Cette étude de l'Université de Genève (UNIGE), en collaboration avec l'Institut tropical et de santé publique suisse (Swiss TPH), s'appuie sur les données récoltées auprès de 2886 hommes suisses âgés de 18 à 22 ans dans différentes écoles de recrue du pays durant une période de quatorze ans.
Entre 2005 et 2018, les scientifiques ont mesuré la concentration de spermatozoïdes chez les utilisateurs fréquents de téléphone portable et l'on comparée à ceux qui ne se servent de leur smartphone qu'à peine une fois par semaine.
Les études précédentes évaluant la relation entre l'utilisation des téléphones mobiles et la qualité du sperme ont été réalisées sur un nombre relativement faible d'individus.
6 millions de spermatozoïdes par millilitre en moins
Les chiffrent montrent qu'il existe effectivement une association entre les deux éléments, comme l'a détaillé mercredi au micro de La Matinale de la RTS Serge Nef, professeur à la Faculté de médecine de Genève.
"On observe une diminution d'environ 20% de la concentration de sperme pour les hommes qui utilisent plus de 20 fois leur téléphone par jour par rapport aux personnes qui l'utilisent moins.

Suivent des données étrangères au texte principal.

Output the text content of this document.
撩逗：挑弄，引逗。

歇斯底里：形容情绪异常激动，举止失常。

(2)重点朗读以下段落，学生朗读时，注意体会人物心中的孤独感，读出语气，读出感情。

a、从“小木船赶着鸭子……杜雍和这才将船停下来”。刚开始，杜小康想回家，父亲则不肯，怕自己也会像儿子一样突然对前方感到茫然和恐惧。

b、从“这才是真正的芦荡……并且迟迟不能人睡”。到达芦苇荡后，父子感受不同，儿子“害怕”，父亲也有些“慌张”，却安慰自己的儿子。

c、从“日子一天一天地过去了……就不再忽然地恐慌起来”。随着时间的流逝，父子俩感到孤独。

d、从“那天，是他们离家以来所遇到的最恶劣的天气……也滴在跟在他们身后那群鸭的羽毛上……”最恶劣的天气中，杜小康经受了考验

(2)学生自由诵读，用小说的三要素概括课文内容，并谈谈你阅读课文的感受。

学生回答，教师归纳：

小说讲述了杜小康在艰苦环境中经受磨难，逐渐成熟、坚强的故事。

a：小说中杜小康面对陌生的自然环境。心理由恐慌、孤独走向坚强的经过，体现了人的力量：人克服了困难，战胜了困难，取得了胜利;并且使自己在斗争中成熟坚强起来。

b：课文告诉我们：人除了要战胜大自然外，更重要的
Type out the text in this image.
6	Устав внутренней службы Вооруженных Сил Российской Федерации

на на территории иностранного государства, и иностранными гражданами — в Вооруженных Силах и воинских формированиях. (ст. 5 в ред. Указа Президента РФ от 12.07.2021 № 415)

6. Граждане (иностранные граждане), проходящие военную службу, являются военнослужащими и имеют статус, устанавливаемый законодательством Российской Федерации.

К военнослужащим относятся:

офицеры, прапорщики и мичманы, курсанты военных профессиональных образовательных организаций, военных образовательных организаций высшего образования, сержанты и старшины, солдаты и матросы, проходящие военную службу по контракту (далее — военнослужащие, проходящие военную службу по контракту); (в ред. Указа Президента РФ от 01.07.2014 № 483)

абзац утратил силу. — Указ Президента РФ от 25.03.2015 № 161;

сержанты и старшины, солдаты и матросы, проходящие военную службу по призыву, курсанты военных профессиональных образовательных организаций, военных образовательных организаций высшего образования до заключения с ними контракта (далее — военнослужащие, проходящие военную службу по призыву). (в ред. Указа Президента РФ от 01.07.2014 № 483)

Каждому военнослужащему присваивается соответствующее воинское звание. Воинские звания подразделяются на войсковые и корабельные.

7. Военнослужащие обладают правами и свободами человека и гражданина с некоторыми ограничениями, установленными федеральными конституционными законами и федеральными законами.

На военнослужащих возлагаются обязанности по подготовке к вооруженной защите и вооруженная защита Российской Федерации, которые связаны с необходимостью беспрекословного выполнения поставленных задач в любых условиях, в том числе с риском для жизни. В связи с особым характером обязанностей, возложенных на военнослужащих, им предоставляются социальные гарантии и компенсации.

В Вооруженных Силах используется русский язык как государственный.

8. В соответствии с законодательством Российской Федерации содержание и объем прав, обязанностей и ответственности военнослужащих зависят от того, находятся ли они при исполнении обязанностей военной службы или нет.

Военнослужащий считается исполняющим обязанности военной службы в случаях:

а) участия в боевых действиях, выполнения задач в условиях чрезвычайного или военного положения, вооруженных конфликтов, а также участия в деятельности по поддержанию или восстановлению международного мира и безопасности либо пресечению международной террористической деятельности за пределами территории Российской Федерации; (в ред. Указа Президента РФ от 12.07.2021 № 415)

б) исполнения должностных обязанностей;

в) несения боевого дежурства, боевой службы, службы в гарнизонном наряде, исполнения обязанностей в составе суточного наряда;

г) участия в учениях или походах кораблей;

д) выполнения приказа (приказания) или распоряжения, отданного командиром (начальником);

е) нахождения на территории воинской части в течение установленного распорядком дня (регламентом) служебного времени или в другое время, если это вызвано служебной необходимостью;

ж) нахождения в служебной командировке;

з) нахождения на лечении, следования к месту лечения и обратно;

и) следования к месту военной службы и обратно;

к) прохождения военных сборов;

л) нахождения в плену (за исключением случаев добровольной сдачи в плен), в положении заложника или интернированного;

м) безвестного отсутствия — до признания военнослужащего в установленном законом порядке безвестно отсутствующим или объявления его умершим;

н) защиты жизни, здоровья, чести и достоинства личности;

Dans les chiffres, on passe d'environ 50 millions de spermatozoïdes par millilitre à 44 millions."
La 4G moins néfaste que la 2G?
Le chiffre était plus prononcé au cours de la première période d'étude (2005-2007) et a progressivement diminué avec le temps (2008-2011 et 2012-2018). "Cette tendance correspond au passage de la 2G à la 3G, puis de la 3G à la 4G, qui a entraîné une réduction de la puissance d'émission des téléphones", explique Martin Röösli, professeur associé au Swiss TPH.
Selon les valeurs établies par l'Organisation mondiale de la santé (OMS), un homme mettra probablement plus d'un an à concevoir un enfant si sa concentration en spermatozoïdes est inférieure à 15 millions par millilitre. En outre, le pourcentage de chances de grossesse diminuera si cette concentration est inférieure à 40 millions par millilitre. Mais l'équipe de recherche précise toutefois que l'effet sur la fertilité "n'est pas encore clair" et n'a pas été évalué dans cette étude.

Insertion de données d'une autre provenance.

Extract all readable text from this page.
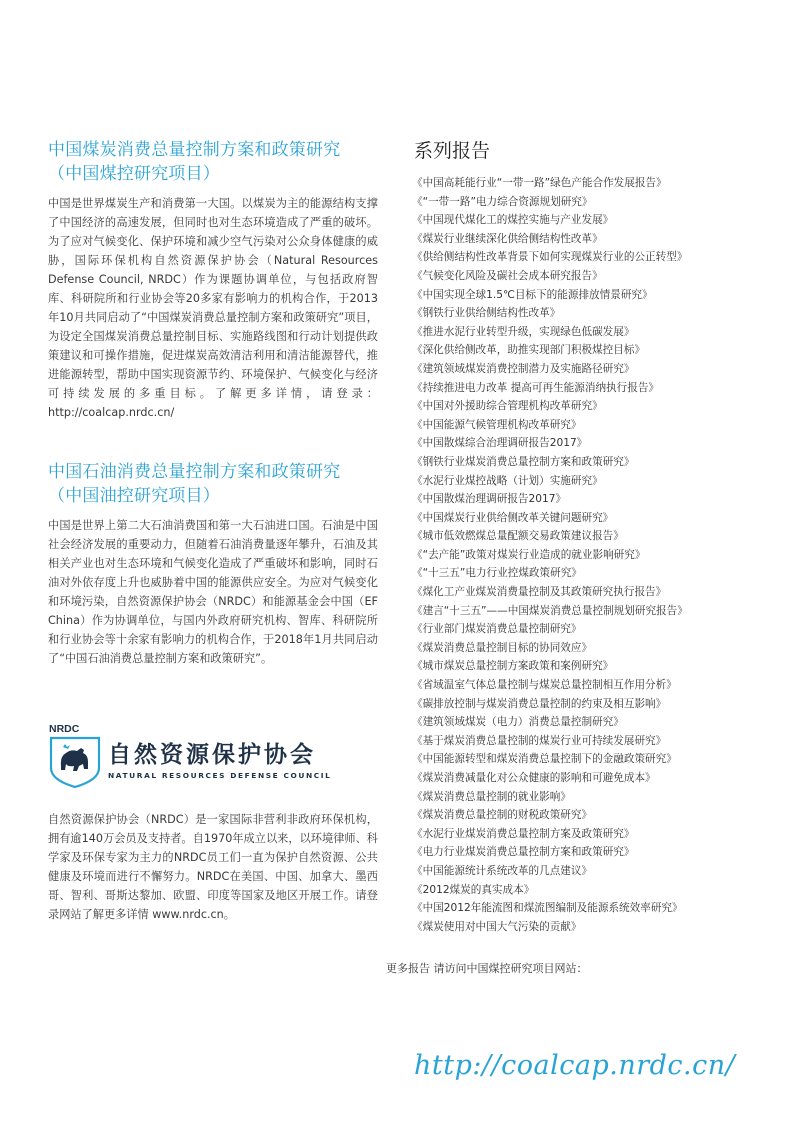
中国煤炭消费总量控制方案和政策研究
（中国煤控研究项目）

中国是世界煤炭生产和消费第一大国。以煤炭为主的能源结构支撑了中国经济的高速发展，但同时也对生态环境造成了严重的破坏。为了应对气候变化、保护环境和减少空气污染对公众身体健康的威胁，国际环保机构自然资源保护协会（Natural Resources Defense Council, NRDC）作为课题协调单位，与包括政府智库、科研院所和行业协会等20多家有影响力的机构合作，于2013年10月共同启动了“中国煤炭消费总量控制方案和政策研究”项目，为设定全国煤炭消费总量控制目标、实施路线图和行动计划提供政策建议和可操作措施，促进煤炭高效清洁利用和清洁能源替代，推进能源转型，帮助中国实现资源节约、环境保护、气候变化与经济可持续发展的多重目标。了解更多详情，请登录：http://coalcap.nrdc.cn/

中国石油消费总量控制方案和政策研究
（中国油控研究项目）

中国是世界上第二大石油消费国和第一大石油进口国。石油是中国社会经济发展的重要动力，但随着石油消费量逐年攀升，石油及其相关产业也对生态环境和气候变化造成了严重破坏和影响，同时石油对外依存度上升也威胁着中国的能源供应安全。为应对气候变化和环境污染，自然资源保护协会（NRDC）和能源基金会中国（EF China）作为协调单位，与国内外政府研究机构、智库、科研院所和行业协会等十余家有影响力的机构合作，于2018年1月共同启动了“中国石油消费总量控制方案和政策研究”。

NRDC
自然资源保护协会
NATURAL RESOURCES DEFENSE COUNCIL

自然资源保护协会（NRDC）是一家国际非营利非政府环保机构，拥有逾140万会员及支持者。自1970年成立以来，以环境律师、科学家及环保专家为主力的NRDC员工们一直为保护自然资源、公共健康及环境而进行不懈努力。NRDC在美国、中国、加拿大、墨西哥、智利、哥斯达黎加、欧盟、印度等国家及地区开展工作。请登录网站了解更多详情 www.nrdc.cn。

系列报告
《中国高耗能行业“一带一路”绿色产能合作发展报告》
《“一带一路”电力综合资源规划研究》
《中国现代煤化工的煤控实施与产业发展》
《煤炭行业继续深化供给侧结构性改革》
《供给侧结构性改革背景下如何实现煤炭行业的公正转型》
《气候变化风险及碳社会成本研究报告》
《中国实现全球1.5℃目标下的能源排放情景研究》
《钢铁行业供给侧结构性改革》
《推进水泥行业转型升级，实现绿色低碳发展》
《深化供给侧改革，助推实现部门积极煤控目标》
《建筑领域煤炭消费控制潜力及实施路径研究》
《持续推进电力改革 提高可再生能源消纳执行报告》
《中国对外援助综合管理机构改革研究》
《中国能源气候管理机构改革研究》
《中国散煤综合治理调研报告2017》
《钢铁行业煤炭消费总量控制方案和政策研究》
《水泥行业煤控战略（计划）实施研究》
《中国散煤治理调研报告2017》
《中国煤炭行业供给侧改革关键问题研究》
《城市低效燃煤总量配额交易政策建议报告》
《“去产能”政策对煤炭行业造成的就业影响研究》
《“十三五”电力行业控煤政策研究》
《煤化工产业煤炭消费量控制及其政策研究执行报告》
《建言“十三五”——中国煤炭消费总量控制规划研究报告》
《行业部门煤炭消费总量控制研究》
《煤炭消费总量控制目标的协同效应》
《城市煤炭总量控制方案政策和案例研究》
《省域温室气体总量控制与煤炭总量控制相互作用分析》
《碳排放控制与煤炭消费总量控制的约束及相互影响》
《建筑领域煤炭（电力）消费总量控制研究》
《基于煤炭消费总量控制的煤炭行业可持续发展研究》
《中国能源转型和煤炭消费总量控制下的金融政策研究》
《煤炭消费减量化对公众健康的影响和可避免成本》
《煤炭消费总量控制的就业影响》
《煤炭消费总量控制的财税政策研究》
《水泥行业煤炭消费总量控制方案及政策研究》
《电力行业煤炭消费总量控制方案和政策研究》
《中国能源统计系统改革的几点建议》
《2012煤炭的真实成本》
《中国2012年能流图和煤流图编制及能源系统效率研究》
《煤炭使用对中国大气污染的贡献》
更多报告 请访问中国煤控研究项目网站：
http://coalcap.nrdc.cn/
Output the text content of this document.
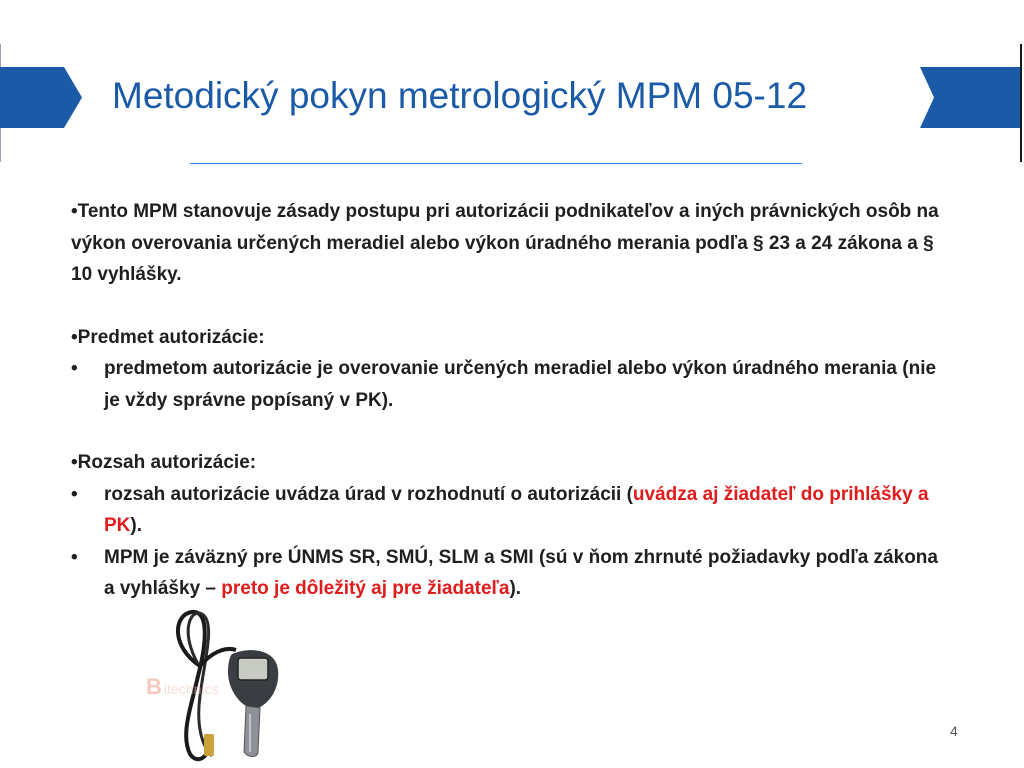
Metodický pokyn metrologický MPM 05-12

•Tento MPM stanovuje zásady postupu pri autorizácii podnikateľov a iných právnických osôb na výkon overovania určených meradiel alebo výkon úradného merania podľa § 23 a 24 zákona a § 10 vyhlášky.

•Predmet autorizácie:

• predmetom autorizácie je overovanie určených meradiel alebo výkon úradného merania (nie je vždy správne popísaný v PK).

•Rozsah autorizácie:

• rozsah autorizácie uvádza úrad v rozhodnutí o autorizácii (uvádza aj žiadateľ do prihlášky a PK).
• MPM je záväzný pre ÚNMS SR, SMÚ, SLM a SMI (sú v ňom zhrnuté požiadavky podľa zákona a vyhlášky – preto je dôležitý aj pre žiadateľa).
B itechnics
4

Ondes transmises au cerveau
L'analyse semble également démontrer que le fait de porter son téléphone dans la poche, près des testicules, n'est pas associé à une qualité plus faible de sperme. Ce seraient les ondes transmises au cerveau qui affecteraient la production de spermatozoïdes, comme le révèle Rita Rahban, directrice de l'étude.
"Cela donne surtout une indication sur le mécanisme d'action à travers le cerveau. L'hypothèse est que le téléphone peut agir sur le fonctionnement de ces hormones et donc sur le fonctionnement testiculaire."

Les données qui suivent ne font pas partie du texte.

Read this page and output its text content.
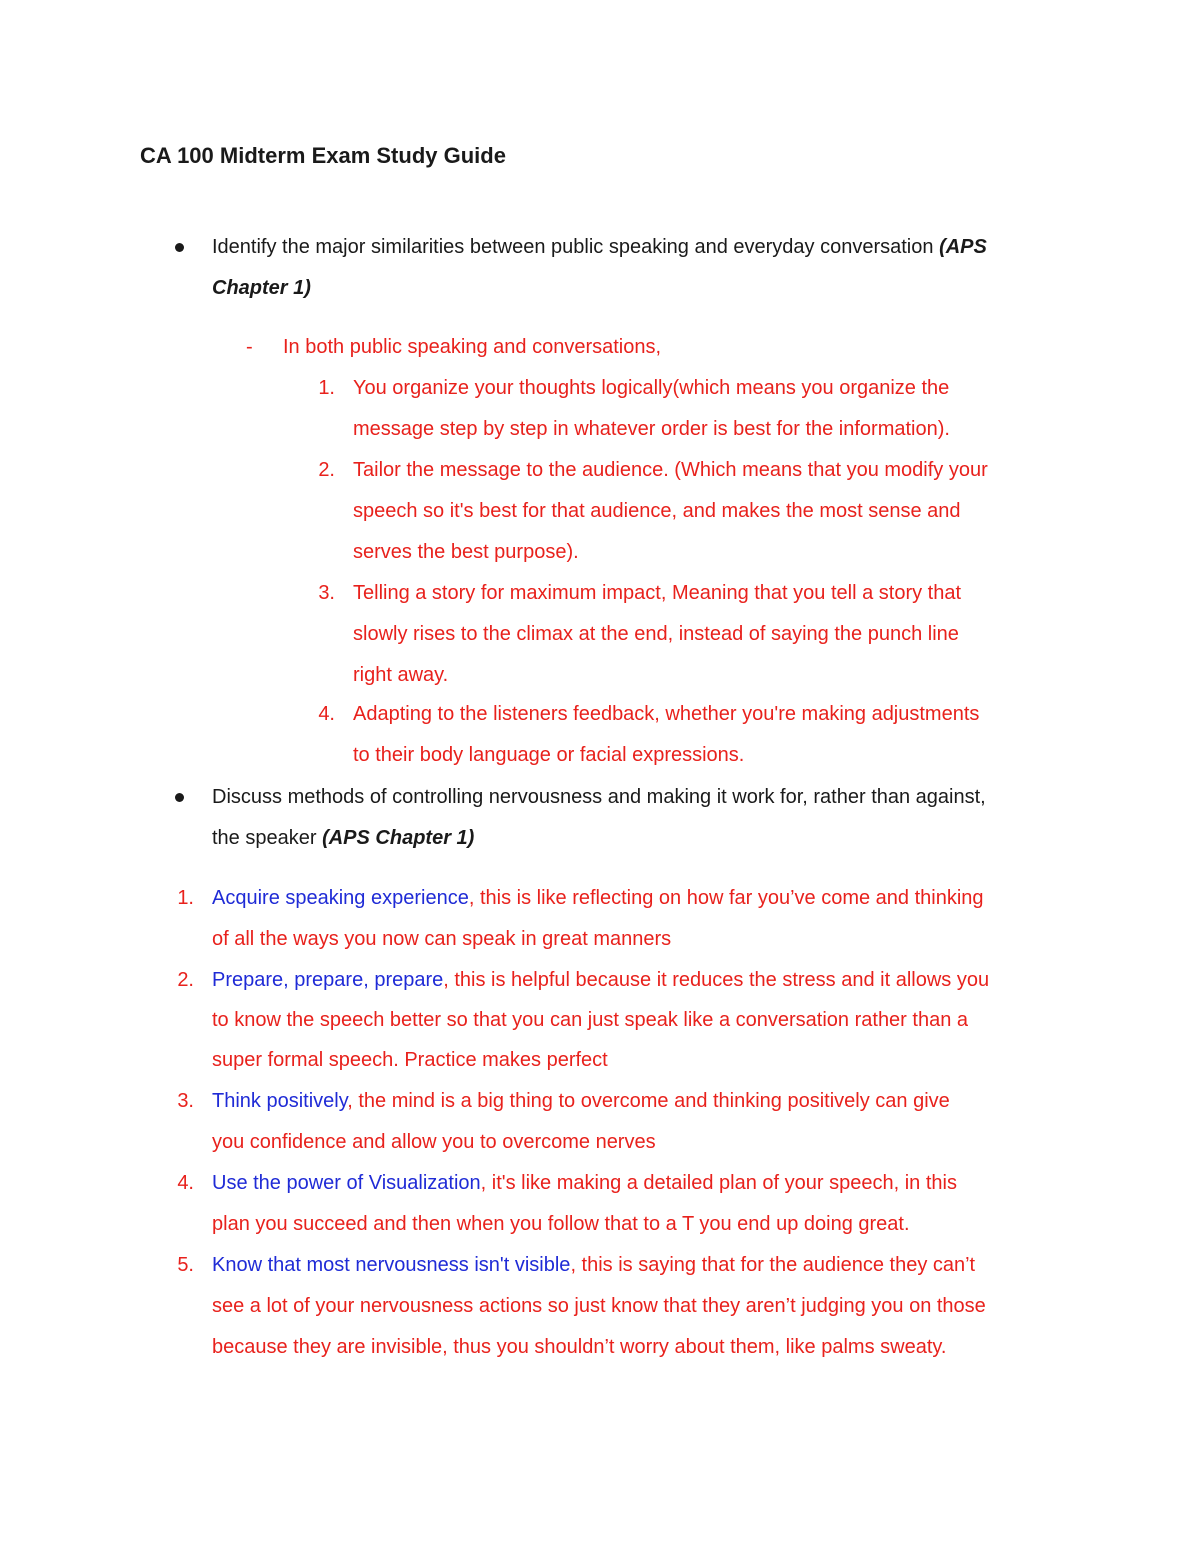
CA 100 Midterm Exam Study Guide
Identify the major similarities between public speaking and everyday conversation (APS
Chapter 1)
- In both public speaking and conversations,
1. You organize your thoughts logically(which means you organize the
message step by step in whatever order is best for the information).
2. Tailor the message to the audience. (Which means that you modify your
speech so it's best for that audience, and makes the most sense and
serves the best purpose).
3. Telling a story for maximum impact, Meaning that you tell a story that
slowly rises to the climax at the end, instead of saying the punch line
right away.
4. Adapting to the listeners feedback, whether you're making adjustments
to their body language or facial expressions.
Discuss methods of controlling nervousness and making it work for, rather than against,
the speaker (APS Chapter 1)
1. Acquire speaking experience, this is like reflecting on how far you’ve come and thinking
of all the ways you now can speak in great manners
2. Prepare, prepare, prepare, this is helpful because it reduces the stress and it allows you
to know the speech better so that you can just speak like a conversation rather than a
super formal speech. Practice makes perfect
3. Think positively, the mind is a big thing to overcome and thinking positively can give
you confidence and allow you to overcome nerves
4. Use the power of Visualization, it's like making a detailed plan of your speech, in this
plan you succeed and then when you follow that to a T you end up doing great.
5. Know that most nervousness isn't visible, this is saying that for the audience they can’t
see a lot of your nervousness actions so just know that they aren’t judging you on those
because they are invisible, thus you shouldn’t worry about them, like palms sweaty.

L'équipe de recherche précise toutefois que le nombre de personnes étudiées indiquant ne pas porter leur téléphone près du corps était trop faible pour parvenir à une conclusion précise. Pour solidifier ces hypothèses, elle recrute activement des participants dans la population. Pour y participer, il est possible de s'inscrire directement via le portail de l'Université de Genève.
Sophie Iselin/fgn
Diminution générale de la qualité du sperme
De nombreuses études ont montré que la qualité du sperme - déterminée par l'évaluation de paramètres tels que la concentration en spermatozoïdes, leur nombre total, leur mobilité et leur morphologie - a diminué ces cinquante dernières années dans les pays industrialisés.
Le nombre de spermatozoïdes aurait chuté d'une moyenne de 99 millions par millilitre à 47 millions par millilitre.
Ce phénomène résulterait d'une combinaison de facteurs environnementaux (perturbateurs endocriniens, pesticides, radiations) et comportementaux (nourriture, alcool, stress, tabac).